Still this was a much wider than anticipated miss and showed that the weakness was not only contained to the mining sector as housing was also affected by the slump. Overall the data showed a slowdown in income growth and should those trends persist in Q4, the RBA may have to rethink its neutral policy and once again consider further easing to stimulate growth. Aussie rebounded to .7450 after falling to a low of .7416 in the aftermath of the news but will continue to remain doubly vulnerable to any selloff in commodity prices as traders will be very sensitive to any further weakness in the sector going forward.
In UK the Manufacturing and Industrial Production also came in much weaker than anticipated with the former at -0.9% versus 0.2% eyed while the later was 0.3% versus 0.8% consensus estimate. The ONS noted that once again the weakness came mainly from the oil sector, but it was also widespread, indicating that despite the weaker pound UK industry appears to be struggling as the uncertainties of Brexit outweigh any currency advantage for now.
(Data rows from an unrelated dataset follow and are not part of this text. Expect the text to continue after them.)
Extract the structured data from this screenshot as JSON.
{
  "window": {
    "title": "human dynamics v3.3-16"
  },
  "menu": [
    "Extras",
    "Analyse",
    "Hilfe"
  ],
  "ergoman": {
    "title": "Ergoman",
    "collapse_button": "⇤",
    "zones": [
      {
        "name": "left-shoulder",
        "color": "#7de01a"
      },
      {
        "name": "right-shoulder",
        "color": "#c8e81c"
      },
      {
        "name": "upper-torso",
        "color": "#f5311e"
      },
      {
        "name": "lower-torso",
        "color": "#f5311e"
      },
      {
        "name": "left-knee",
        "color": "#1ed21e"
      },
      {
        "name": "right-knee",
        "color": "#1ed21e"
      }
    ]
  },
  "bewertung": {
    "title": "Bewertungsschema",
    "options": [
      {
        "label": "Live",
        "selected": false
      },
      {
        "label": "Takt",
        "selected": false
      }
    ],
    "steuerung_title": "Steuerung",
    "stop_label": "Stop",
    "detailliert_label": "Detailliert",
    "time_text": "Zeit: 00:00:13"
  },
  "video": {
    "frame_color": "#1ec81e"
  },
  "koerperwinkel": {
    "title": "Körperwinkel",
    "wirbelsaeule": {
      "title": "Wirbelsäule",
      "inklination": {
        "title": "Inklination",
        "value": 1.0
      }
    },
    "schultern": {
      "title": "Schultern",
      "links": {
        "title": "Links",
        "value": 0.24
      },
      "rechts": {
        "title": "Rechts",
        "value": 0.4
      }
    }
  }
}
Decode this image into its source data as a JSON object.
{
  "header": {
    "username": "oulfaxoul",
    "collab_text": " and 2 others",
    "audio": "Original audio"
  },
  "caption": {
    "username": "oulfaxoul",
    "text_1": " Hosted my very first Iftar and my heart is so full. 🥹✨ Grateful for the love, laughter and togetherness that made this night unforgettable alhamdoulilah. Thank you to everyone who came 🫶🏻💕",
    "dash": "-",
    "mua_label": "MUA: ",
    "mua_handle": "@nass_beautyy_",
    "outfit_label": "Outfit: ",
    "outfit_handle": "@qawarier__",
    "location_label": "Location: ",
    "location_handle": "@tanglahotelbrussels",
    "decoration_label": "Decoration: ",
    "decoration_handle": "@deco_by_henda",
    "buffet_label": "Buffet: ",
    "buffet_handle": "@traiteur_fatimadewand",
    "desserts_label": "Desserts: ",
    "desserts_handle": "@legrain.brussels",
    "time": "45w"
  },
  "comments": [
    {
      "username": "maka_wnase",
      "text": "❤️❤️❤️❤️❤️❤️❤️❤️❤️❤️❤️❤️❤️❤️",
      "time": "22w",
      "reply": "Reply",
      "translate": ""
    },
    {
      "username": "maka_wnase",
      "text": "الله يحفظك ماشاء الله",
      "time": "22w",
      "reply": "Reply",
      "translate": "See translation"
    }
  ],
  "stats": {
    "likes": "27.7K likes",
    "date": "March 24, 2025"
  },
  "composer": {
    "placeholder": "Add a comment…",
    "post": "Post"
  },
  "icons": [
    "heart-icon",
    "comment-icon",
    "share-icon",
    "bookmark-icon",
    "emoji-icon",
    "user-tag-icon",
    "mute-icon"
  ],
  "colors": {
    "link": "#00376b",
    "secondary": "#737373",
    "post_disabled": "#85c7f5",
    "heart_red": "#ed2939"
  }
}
Cable fell through the 1.2600 figure and remained weak into the London mid morning dealing and could test the 1.2550 level as the day proceeds.
In North America today the US calendar is barren but the market will get to listen to BOC at it monthly meeting report. All analysts expect the Canadian central bank to hold its rates steady at 0.5% but traders will listen carefully to the tone of Governor Poloz message. Over the past few months the bank has been generally downbeat about Canada’s prospects, but with oil now above the $50/bbl level and broad array of Canadian data showing upside surprises the BOC may improve its assessment going forward and that could send USDCAD towards the 1.3200 figure as the day proceeds.